Hablemos en quechua, hablemos en aimara, hablemos en awajun, hablemos en ashaninca, hablemos en shawi, hablemos en las 47 lenguas que identifican a nuestro Perú, rico en historia, en cultura, en la identidad de sus pueblos.

Hace unos días -el 9 de agosto- celebramos el Día Internacional de los Pueblos Indígenas y podríamos preguntarnos: ¿Qué hacemos celebrando y realizando publicaciones y datos sin acciones que generen algo productivo para estos pueblos? Audrey Azoulay, directora general de la Organización de la Naciones Unidas para la Educación y Cultura, manifiesta que cada dos semanas desaparece una lengua en el mundo y, con ella, un pedazo de la historia humana y de nuestro patrimonio cultural e intelectual.

De eso se trata una lengua, no solamente de la gramática, sintaxis, fonética y otros elementos lingüísticos que la componen, sino de la cultura que engloba, de las formas de vida, de sus idiolectos. Hace un tiempo conversaba con un nativo hablante del quechua y me decía que el “quechua” no es solamente una forma de hablar, sino una forma de vivir, una especie de conducta que rige las normas de convivencia sociales, de respeto a las personas, a los animales, a la vida, a la Pachamama.
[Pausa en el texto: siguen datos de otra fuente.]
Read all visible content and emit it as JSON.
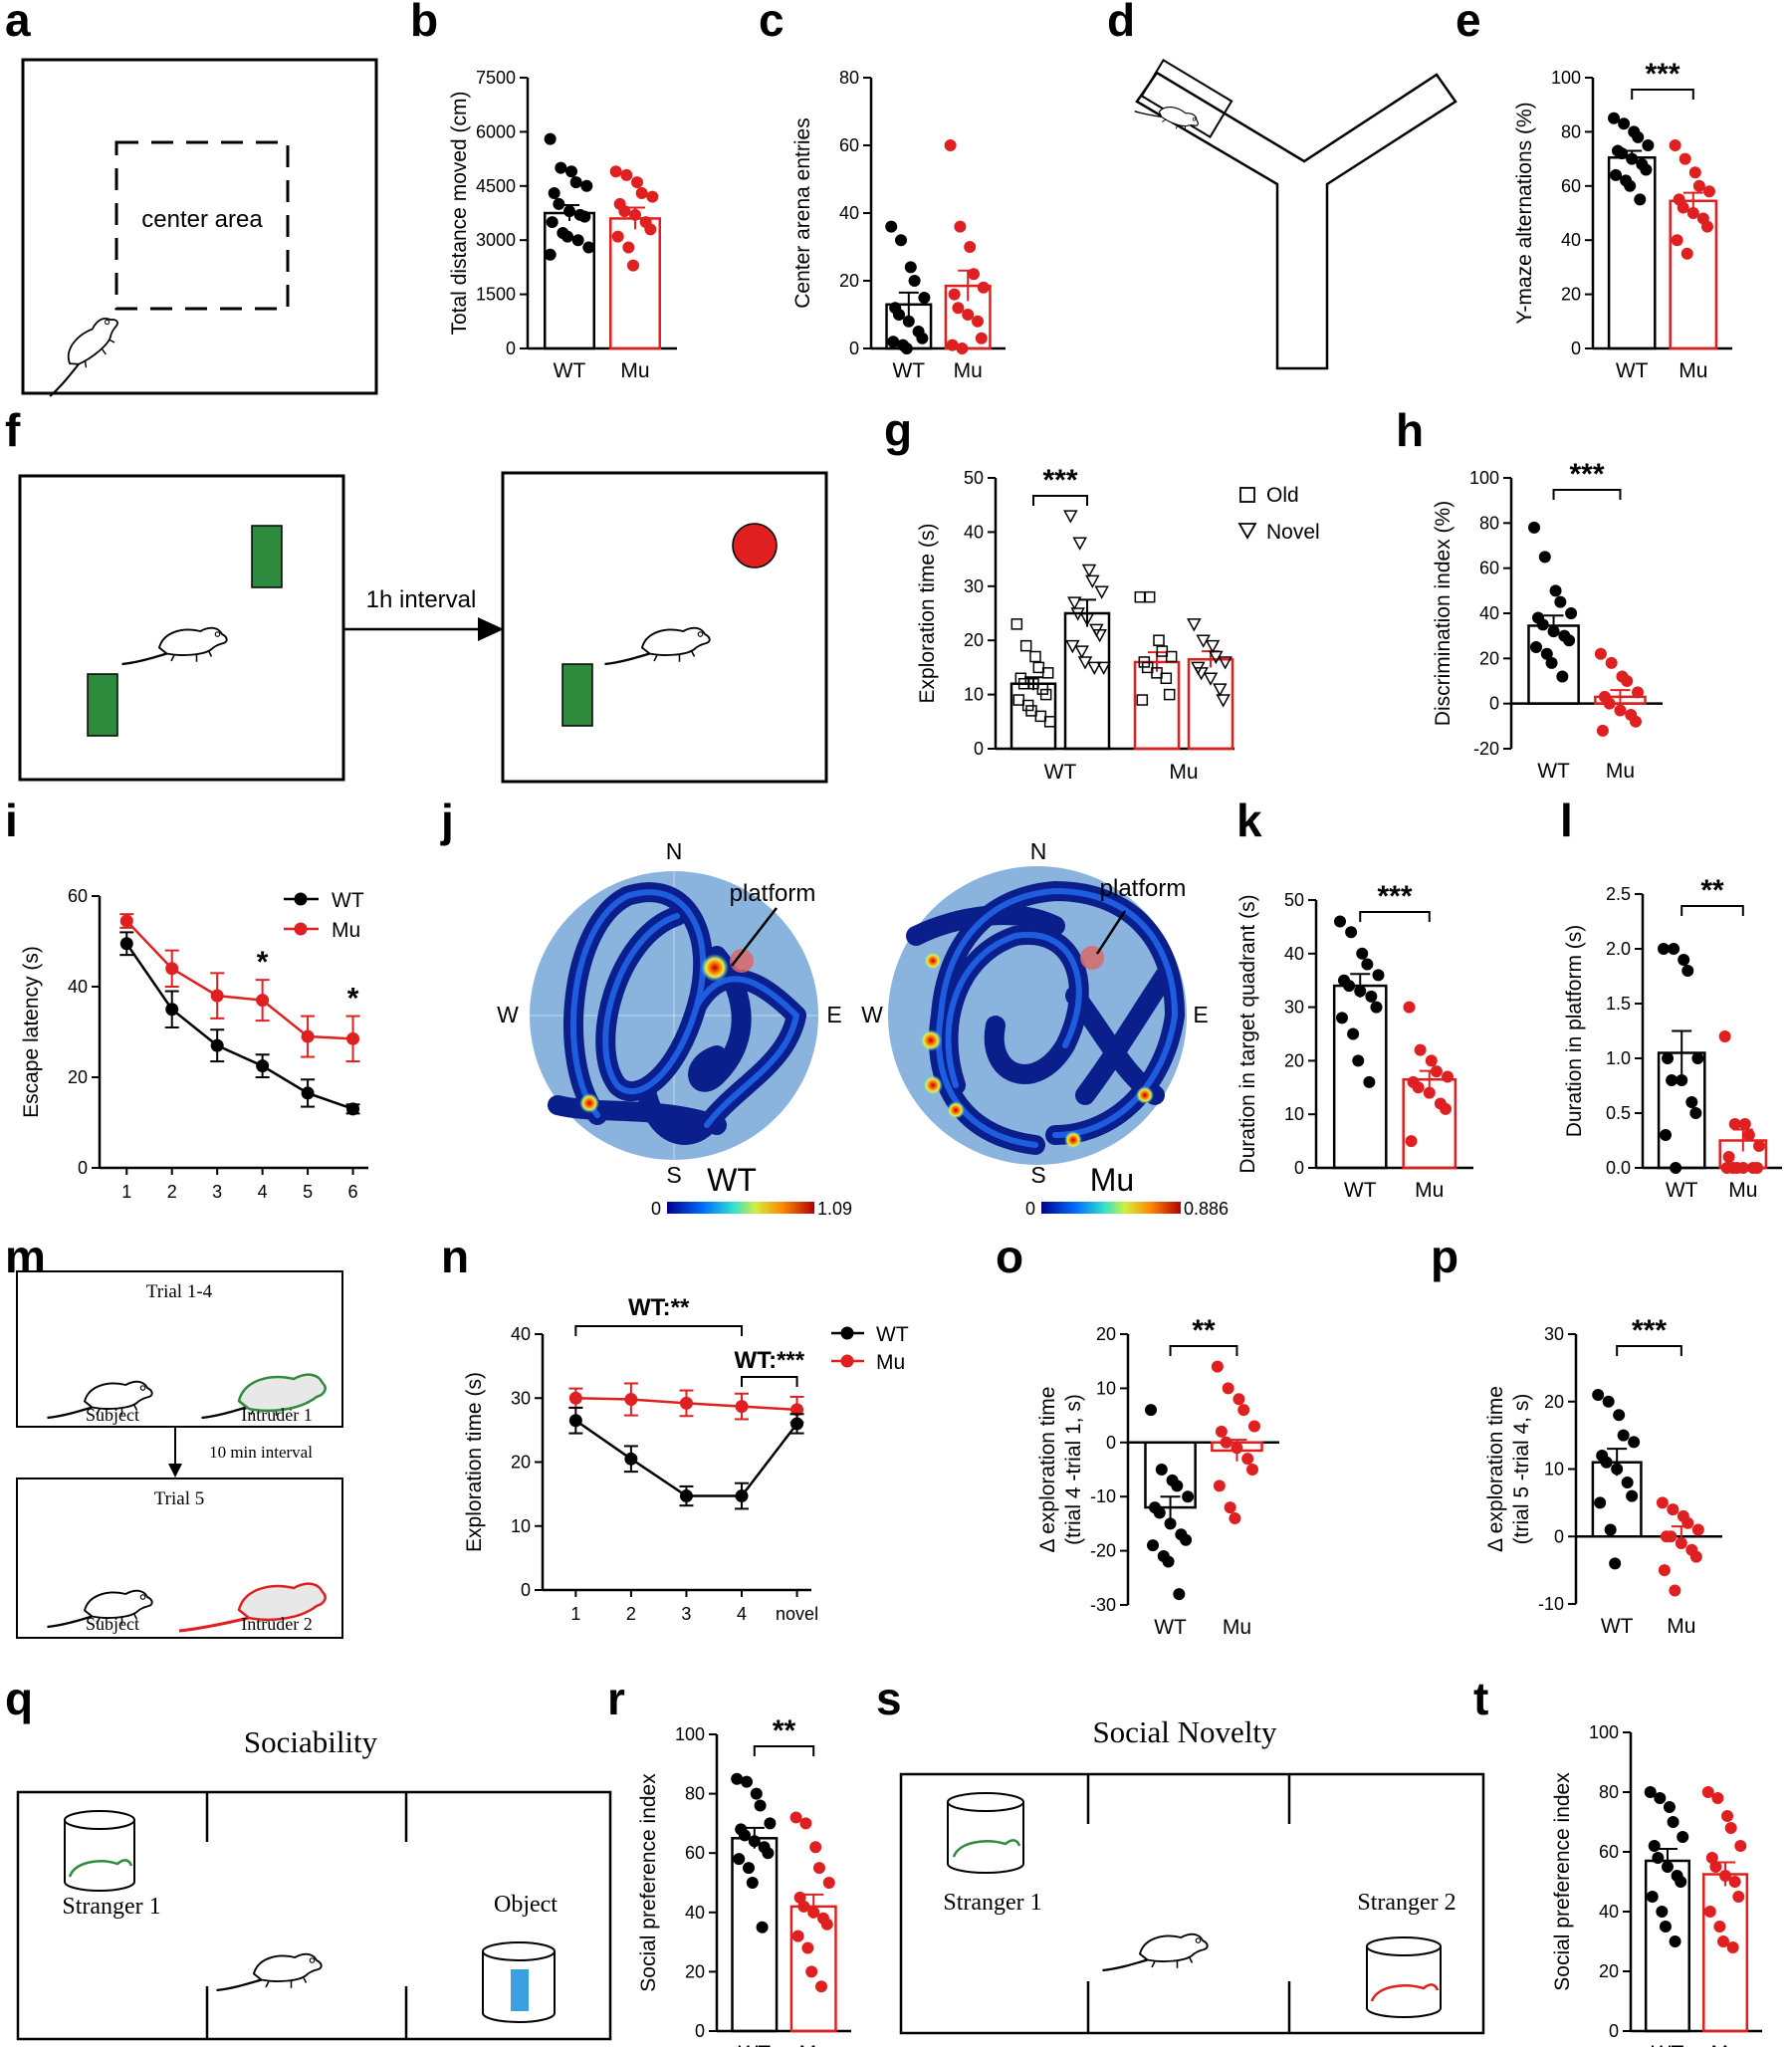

Me sorprendió cuando me dijo que en la cultura quechua no existen palabras para insultos, es decir, no existe manera de ofender a otra persona y que incluso un simple saludo se hace con reverencia y respeto a los interlocutores, sobre todo a los adultos y con mayor cortesía a los adultos mayores, aquellos que ya pintan canas llenas de sabiduría ancestral, de historia y costumbres tradicionales. Algunas palabras del quechua están compuestas por sonidos de la naturaleza, como el canto de las aves, las piedras de los ríos y la danza de los árboles.

«El quechua no solamente es una lengua, sino también una cultura y una forma de vida que nos propone una manera de convivencia en paz, en armonía, respetando toda forma de vida y la casa donde vivimos»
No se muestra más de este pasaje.